Thursday, February 4, 2010

Lunch - February 4, 2010

This morning I made chili and cornbread for our lunches. The night before we had some prepared soup and bread along side a big green salad for dinner. All of those ingredients were delivered by our new grocery service, Farm Fresh Delivery. It was great to have an easy, healthy, and tasty meal. Next time I will have to order enough for leftovers.

I am working on developing my own chili recipe.

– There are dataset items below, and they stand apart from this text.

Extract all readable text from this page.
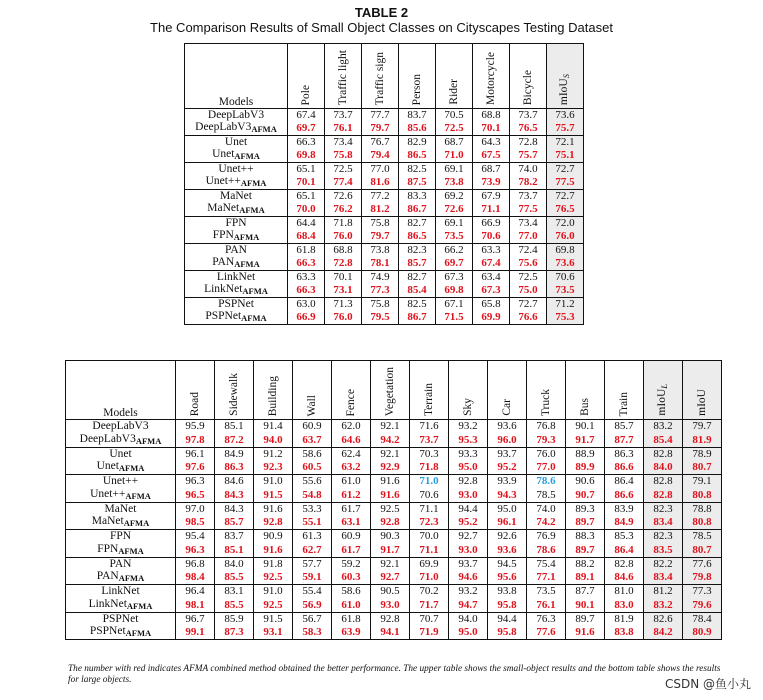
TABLE 2
The Comparison Results of Small Object Classes on Cityscapes Testing Dataset
Models	Pole	Traffic light	Traffic sign	Person	Rider	Motorcycle	Bicycle	mIoU$_S$
DeepLabV3	67.4	73.7	77.7	83.7	70.5	68.8	73.7	73.6
$DeepLabV3_{AFMA}$	69.7	76.1	79.7	85.6	72.5	70.1	76.5	75.7
Unet	66.3	73.4	76.7	82.9	68.7	64.3	72.8	72.1
Unet$_{AFMA}$	69.8	75.8	79.4	86.5	71.0	67.5	75.7	75.1
Unet++	65.1	72.5	77.0	82.5	69.1	68.7	74.0	72.7
$Unet++_{AFMA}$	70.1	77.4	81.6	87.5	73.8	73.9	78.2	77.5
MaNet	65.1	72.6	77.2	83.3	69.2	67.9	73.7	72.7
MaNet$_{AFMA}$	70.0	76.2	81.2	86.7	72.6	71.1	77.5	76.5
FPN	64.4	71.8	75.8	82.7	69.1	66.9	73.4	72.0
$FPN_{AFMA}$	68.4	76.0	79.7	86.5	73.5	70.6	77.0	76.0
PAN	61.8	68.8	73.8	82.3	66.2	63.3	72.4	69.8
$PAN_{AFMA}$	66.3	72.8	78.1	85.7	69.7	67.4	75.6	73.6
LinkNet	63.3	70.1	74.9	82.7	67.3	63.4	72.5	70.6
LinkNet$_{AFMA}$	66.3	73.1	77.3	85.4	69.8	67.3	75.0	73.5
PSPNet	63.0	71.3	75.8	82.5	67.1	65.8	72.7	71.2
PSPNet$_{AFMA}$	66.9	76.0	79.5	86.7	71.5	69.9	76.6	75.3
Models	Road	Sidewalk	Building	Wall	Fence	Vegetation	Terrain	Sky	Car	Truck	Bus	Train	mIoU$_L$	mIoU
DeepLabV3	95.9	85.1	91.4	60.9	62.0	92.1	71.6	93.2	93.6	76.8	90.1	85.7	83.2	79.7
$DeepLabV3_{AFMA}$	97.8	87.2	94.0	63.7	64.6	94.2	73.7	95.3	96.0	79.3	91.7	87.7	85.4	81.9
Unet	96.1	84.9	91.2	58.6	62.4	92.1	70.3	93.3	93.7	76.0	88.9	86.3	82.8	78.9
Unet$_{AFMA}$	97.6	86.3	92.3	60.5	63.2	92.9	71.8	95.0	95.2	77.0	89.9	86.6	84.0	80.7
Unet++	96.3	84.6	91.0	55.6	61.0	91.6	71.0	92.8	93.9	78.6	90.6	86.4	82.8	79.1
$Unet++_{AFMA}$	96.5	84.3	91.5	54.8	61.2	91.6	70.6	93.0	94.3	78.5	90.7	86.6	82.8	80.8
MaNet	97.0	84.3	91.6	53.3	61.7	92.5	71.1	94.4	95.0	74.0	89.3	83.9	82.3	78.8
MaNet$_{AFMA}$	98.5	85.7	92.8	55.1	63.1	92.8	72.3	95.2	96.1	74.2	89.7	84.9	83.4	80.8
FPN	95.4	83.7	90.9	61.3	60.9	90.3	70.0	92.7	92.6	76.9	88.3	85.3	82.3	78.5
$FPN_{AFMA}$	96.3	85.1	91.6	62.7	61.7	91.7	71.1	93.0	93.6	78.6	89.7	86.4	83.5	80.7
PAN	96.8	84.0	91.8	57.7	59.2	92.1	69.9	93.7	94.5	75.4	88.2	82.8	82.2	77.6
$PAN_{AFMA}$	98.4	85.5	92.5	59.1	60.3	92.7	71.0	94.6	95.6	77.1	89.1	84.6	83.4	79.8
LinkNet	96.4	83.1	91.0	55.4	58.6	90.5	70.2	93.2	93.8	73.5	87.7	81.0	81.2	77.3
LinkNet$_{AFMA}$	98.1	85.5	92.5	56.9	61.0	93.0	71.7	94.7	95.8	76.1	90.1	83.0	83.2	79.6
PSPNet	96.7	85.9	91.5	56.7	61.8	92.8	70.7	94.0	94.4	76.3	89.7	81.9	82.6	78.4
PSPNet$_{AFMA}$	99.1	87.3	93.1	58.3	63.9	94.1	71.9	95.0	95.8	77.6	91.6	83.8	84.2	80.9
The number with red indicates AFMA combined method obtained the better performance. The upper table shows the small-object results and the bottom table shows the results for large objects.	CSDN @鱼小丸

Below is a quick rundown on the ingredients.

Kristen's Chili - Try 1
1 onion chopped
2 shallots chopped
1 tbsp olive oil
1 jalapeƱo chopped
3 mini peppers chopped
1/4 tsp smoked paprika
1 tsp oregano
1 tbsp cumin
8 oz seitan ground in food processor
2 tbsp tomato paste
12 oz chopped fire roasted tomatoes
1 14 oz can black beans rinsed
1 14 oz can chickpeas rinsed
1 cup vegetable broth
1/2 cup frozen corn
1 tbsp lime juice
1/3 cup cilantro
Salt

Vegetable broth
Onion trimmings
Shallot trimmings
Carrot tops
Celery
Olive oil
Water

I made the broth as I was making the chili.

We both thought the chili was quite good. I had planned on developing a chili with pinto beans but I was pretty happy with the texture of the chickpeas today. I am not sure which way to go next.